There aren’t only advantages to being taller and larger than the opposition, especially if a player’s identity clashes with his size, and especially considering teams develop players around that attribute. Armia probably saw himself as a skilled forward in his formative years, one who would solve defences primarily with his hands, but then he grew into his large frame and the hockey world started having expectations of physical play. And so, he learned to lay the occasional hit, protect the puck, and hold it against the wall while keeping attackers on his back. From time to time, you see a burst of confidence and his core tendencies resurface, as exemplified in the clip above or the one below, the first goal of the game.

This one was a bit of a combination of soft and hard skills. Supporting Nick Suzuki on the offensive back-wall, Armia shoved an opponent away to free the puck, caught it with one hand, threaded it around and then through another opponent, and then just missed his centre with a slot-pass. Fortunately, the puck bounced back to Suzuki who flicked to Tyler Toffoli for the goal.

This where you start seeing the limit of the thought experiment. As fun as hypothetically shrinking Armia is — it surely would have greatly influenced his career — the truth is that that there are other elements holding back his scoring more than just a lack of dynamic qualities and footspeed. While the two clips above illustrate his uncommon handling skills, you can also see issues of vision, pass execution, and precision.

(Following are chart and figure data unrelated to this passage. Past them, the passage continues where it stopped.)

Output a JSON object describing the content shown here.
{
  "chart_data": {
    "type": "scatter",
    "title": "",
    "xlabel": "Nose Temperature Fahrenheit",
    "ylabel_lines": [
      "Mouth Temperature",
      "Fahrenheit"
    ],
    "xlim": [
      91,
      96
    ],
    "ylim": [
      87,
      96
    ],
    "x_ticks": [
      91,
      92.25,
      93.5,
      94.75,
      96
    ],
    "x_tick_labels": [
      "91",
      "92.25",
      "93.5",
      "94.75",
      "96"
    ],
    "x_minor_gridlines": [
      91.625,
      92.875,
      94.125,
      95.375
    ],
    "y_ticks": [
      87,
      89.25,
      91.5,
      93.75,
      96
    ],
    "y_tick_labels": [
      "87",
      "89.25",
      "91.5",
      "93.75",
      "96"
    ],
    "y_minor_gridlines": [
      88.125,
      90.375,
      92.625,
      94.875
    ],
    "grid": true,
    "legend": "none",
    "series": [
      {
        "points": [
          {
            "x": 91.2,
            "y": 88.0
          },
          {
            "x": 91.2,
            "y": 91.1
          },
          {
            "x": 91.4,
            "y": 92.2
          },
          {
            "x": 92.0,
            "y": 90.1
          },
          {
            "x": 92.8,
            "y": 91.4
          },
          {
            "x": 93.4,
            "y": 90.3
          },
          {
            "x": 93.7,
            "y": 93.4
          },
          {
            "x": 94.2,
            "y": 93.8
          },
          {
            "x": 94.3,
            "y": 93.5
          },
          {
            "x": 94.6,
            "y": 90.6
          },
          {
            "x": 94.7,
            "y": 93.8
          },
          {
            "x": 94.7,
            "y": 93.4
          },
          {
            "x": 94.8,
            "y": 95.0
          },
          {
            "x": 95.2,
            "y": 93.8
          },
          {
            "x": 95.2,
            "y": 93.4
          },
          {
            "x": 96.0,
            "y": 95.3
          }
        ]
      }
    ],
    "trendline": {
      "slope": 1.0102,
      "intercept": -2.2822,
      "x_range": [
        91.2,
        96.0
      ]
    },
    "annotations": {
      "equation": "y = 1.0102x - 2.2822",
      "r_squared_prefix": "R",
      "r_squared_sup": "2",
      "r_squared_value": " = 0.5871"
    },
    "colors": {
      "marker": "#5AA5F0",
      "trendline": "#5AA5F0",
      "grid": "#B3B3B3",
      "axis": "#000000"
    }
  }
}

He had great available slot options in both plays. He just didn’t register the position of his teammate and the open passing lane in time, too focused on his next handling move, on keeping the puck on his stick under pressure.

These critiques are fairly nitpicky, but top playmakers make reads faster than Armia. They focus their attention on the next possible passing lane, not on the next opponent, and scan the ice more frequently. They have a different mentality. Armia possesses the puck; Suzuki moves it.

Something else has to be said: Armia has generally become more than effective with his body over the years. He pushed an opponent off the puck to win it in the sequence above, but more than that, he enabled Suzuki to set up Toffoli by laying a purposeful, perfectly timed pick on an opponent. That screen gave Suzuki the extra bit of space he needed to complete the pass. It wasn’t until my second rewatch of the clip that I caught this play,

The winger is a free agent at the end of the season. There might not be money left for him in the summer, but if he does end up changing address, Montreal will miss him on certain nights. Not necessarily because of his flashes of handling skills, but because of the things he brings that don’t necessarily pop.

He has a knack for buying time for teammates to get in position along the boards, stealing and intercepting pucks with his reach, and a special talent for calming down the game. When he steps on the ice, hockey seemingly becomes low-event — valuable in certain situations. Armia can also act as the physical and defensive element of a more offensive line, a role that was more crucial before the arrival of Josh Anderson.

No matter what happens in the coming months, with this return performance against Calgary, Armia reminded everyone of his untapped potential, but even more so of the impact he can make in the lineup right now for a Habs team still trying to solidify a playoff spot.